Levy reported his findings to his supervisor, who allegedly told him to stay away from further involvement with the billing issues and to continue to submit bills regardless of whether they were proper or improper, the lawsuit alleged. Levy then took the matter to the billing manager, who returned the money for the wrongly billed charges to Medicare but only for the month of Levy's audit, August 2016.

He unilaterally instituted mandatory holds on bills for all Medicare-related claims starting with September 2016 and requested that a medical director be assigned to the utilization review unit. His superiors allegedly resisted Levy's efforts. He held a meeting with the medical center's top leadership and requested they issue a formal policy that was compliant with the law. Nothing changed despite their statements that they were dealing with the problems, the lawsuit claimed.

Under the settlement agreement with the Office of Inspector General of the Department of Health and Human Services, the county and medical center will pay $11.4 million of which $5.8 million is restitution, plus accrued interest on the settlement amount. The settlement is for violations that occurred from Jan. 1, 2013, through Feb. 28, 2017.

As part of the settlement, the medical center will be subject to a five-year Corporate Integrity Agreement that involves additional training and monitoring.

The settlement doesn't absolve the county and medical center from possible further financial payments, however. It requires the medical center to submit any reports and documents related to the center and its subsidiaries pertaining to past inappropriate billing, which can be adjusted against the current $11.4 million payment. The government can recoup additional payment and interest for any payments it has made for unallowed costs.

The medical center also agreed not to seek payment from any patients or their parents, sponsors, legally responsible individuals or third-party payers such as insurance companies for any of the health care billings covered in the settlement.

The medical center also agreed to provide any documentation to the government for investigating individuals and for potential criminal investigations.

In a statement, Kunnappilly said the medical center has fully cooperated with the Office of the Inspector General and the Department of Justice during the four years of investigation.

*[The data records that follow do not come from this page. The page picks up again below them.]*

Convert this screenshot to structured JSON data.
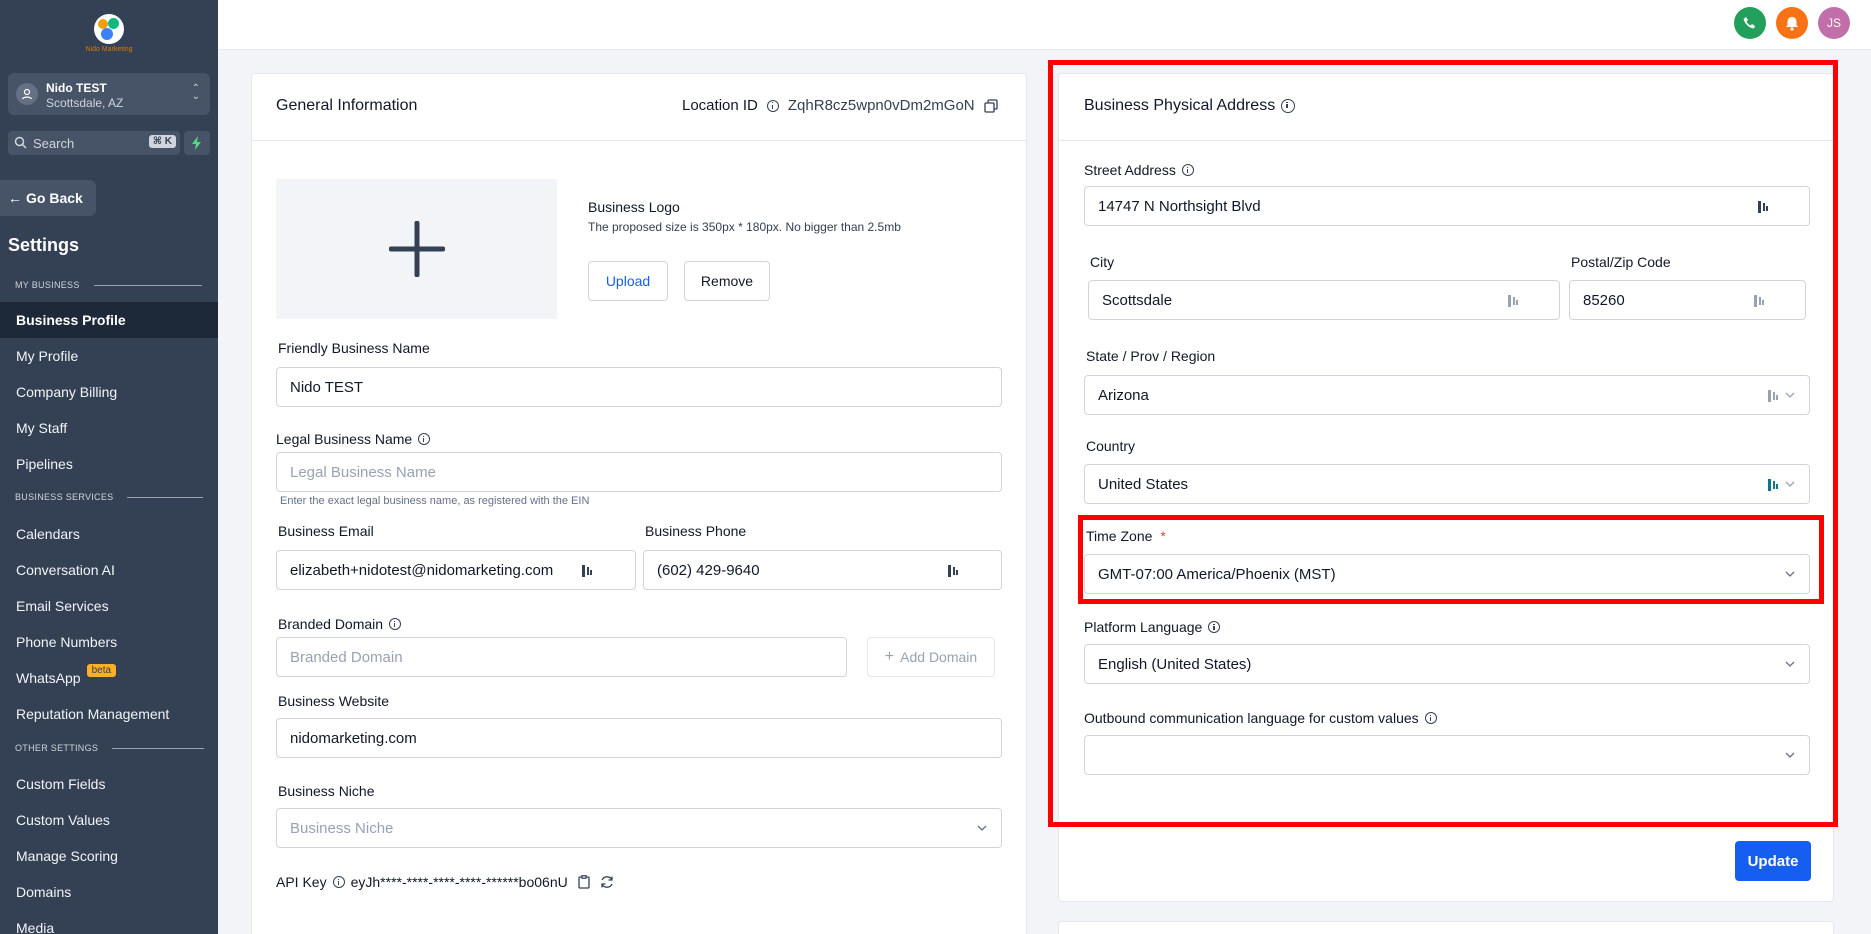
{
  "sidebar": {
    "brand_text": "Nido Marketing",
    "location": {
      "name": "Nido TEST",
      "address": "Scottsdale, AZ"
    },
    "search": {
      "placeholder": "Search",
      "shortcut": "⌘ K"
    },
    "go_back": "Go Back",
    "title": "Settings",
    "sections": {
      "my_business": "MY BUSINESS",
      "business_services": "BUSINESS SERVICES",
      "other_settings": "OTHER SETTINGS"
    },
    "items": [
      {
        "label": "Business Profile",
        "active": true
      },
      {
        "label": "My Profile"
      },
      {
        "label": "Company Billing"
      },
      {
        "label": "My Staff"
      },
      {
        "label": "Pipelines"
      },
      {
        "label": "Calendars"
      },
      {
        "label": "Conversation AI"
      },
      {
        "label": "Email Services"
      },
      {
        "label": "Phone Numbers"
      },
      {
        "label": "WhatsApp",
        "badge": "beta"
      },
      {
        "label": "Reputation Management"
      },
      {
        "label": "Custom Fields"
      },
      {
        "label": "Custom Values"
      },
      {
        "label": "Manage Scoring"
      },
      {
        "label": "Domains"
      },
      {
        "label": "Media"
      }
    ]
  },
  "topbar": {
    "user_initials": "JS",
    "colors": {
      "phone": "#22a05b",
      "bell": "#f97316",
      "avatar": "#c06fa8"
    }
  },
  "general": {
    "title": "General Information",
    "location_id_label": "Location ID",
    "location_id_value": "ZqhR8cz5wpn0vDm2mGoN",
    "logo": {
      "title": "Business Logo",
      "hint": "The proposed size is 350px * 180px. No bigger than 2.5mb",
      "upload": "Upload",
      "remove": "Remove"
    },
    "friendly_name": {
      "label": "Friendly Business Name",
      "value": "Nido TEST"
    },
    "legal_name": {
      "label": "Legal Business Name",
      "placeholder": "Legal Business Name",
      "help": "Enter the exact legal business name, as registered with the EIN"
    },
    "email": {
      "label": "Business Email",
      "value": "elizabeth+nidotest@nidomarketing.com"
    },
    "phone": {
      "label": "Business Phone",
      "value": "(602) 429-9640"
    },
    "branded_domain": {
      "label": "Branded Domain",
      "placeholder": "Branded Domain",
      "add": "Add Domain"
    },
    "website": {
      "label": "Business Website",
      "value": "nidomarketing.com"
    },
    "niche": {
      "label": "Business Niche",
      "placeholder": "Business Niche"
    },
    "api_key": {
      "label": "API Key",
      "value": "eyJh****-****-****-****-******bo06nU"
    }
  },
  "address": {
    "title": "Business Physical Address",
    "street": {
      "label": "Street Address",
      "value": "14747 N Northsight Blvd"
    },
    "city": {
      "label": "City",
      "value": "Scottsdale"
    },
    "zip": {
      "label": "Postal/Zip Code",
      "value": "85260"
    },
    "state": {
      "label": "State / Prov / Region",
      "value": "Arizona"
    },
    "country": {
      "label": "Country",
      "value": "United States"
    },
    "timezone": {
      "label": "Time Zone",
      "required": "*",
      "value": "GMT-07:00 America/Phoenix (MST)"
    },
    "language": {
      "label": "Platform Language",
      "value": "English (United States)"
    },
    "outbound": {
      "label": "Outbound communication language for custom values",
      "value": ""
    },
    "update": "Update"
  },
  "colors": {
    "accent": "#155eef",
    "highlight": "#ff0000",
    "sidebar_bg": "#344054"
  }
}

"We believe that this lengthy and in-depth investigation has revealed that SMMC has always made a good faith effort to bill these hospitalizations compliantly," he said. The investigation, however, did reveal that "there were instances when our systems failed to ensure that these types of stays were appropriately billed consistently."

As a safety net institution, San Mateo Medical Center will not discharge patients to an unsafe environment, he said. "And so when an appropriate level of care is not available, we are often forced to admit patients to the hospital or keep them in the hospital after medical necessity has ended.

"San Mateo Medical Center has a duty both to our patients and to the fiscal practices that support their care. The safety of our patients will always be our top priority, and we will not discharge patients to unsafe circumstances or to the street. As we care for these patients, we will continue to ensure that bills for hospital stays comply with federal standards," he said.

Stephanie M. Hinds, acting U.S. Attorney for the Northern District of California, said the financial viability of Medicare must be protected for current and future generations.

"Medical providers, such as SMMC, who seek to pass on the financial burden of their medically unnecessary hospital admissions to the federal government will be pursued, as today’s settlement reflects,” Hinds said.

Levy, the whistleblower, no longer works at the medical center, he said. His compensation from the government for turning in the county will be paid from the settlement funds, according to the settlement.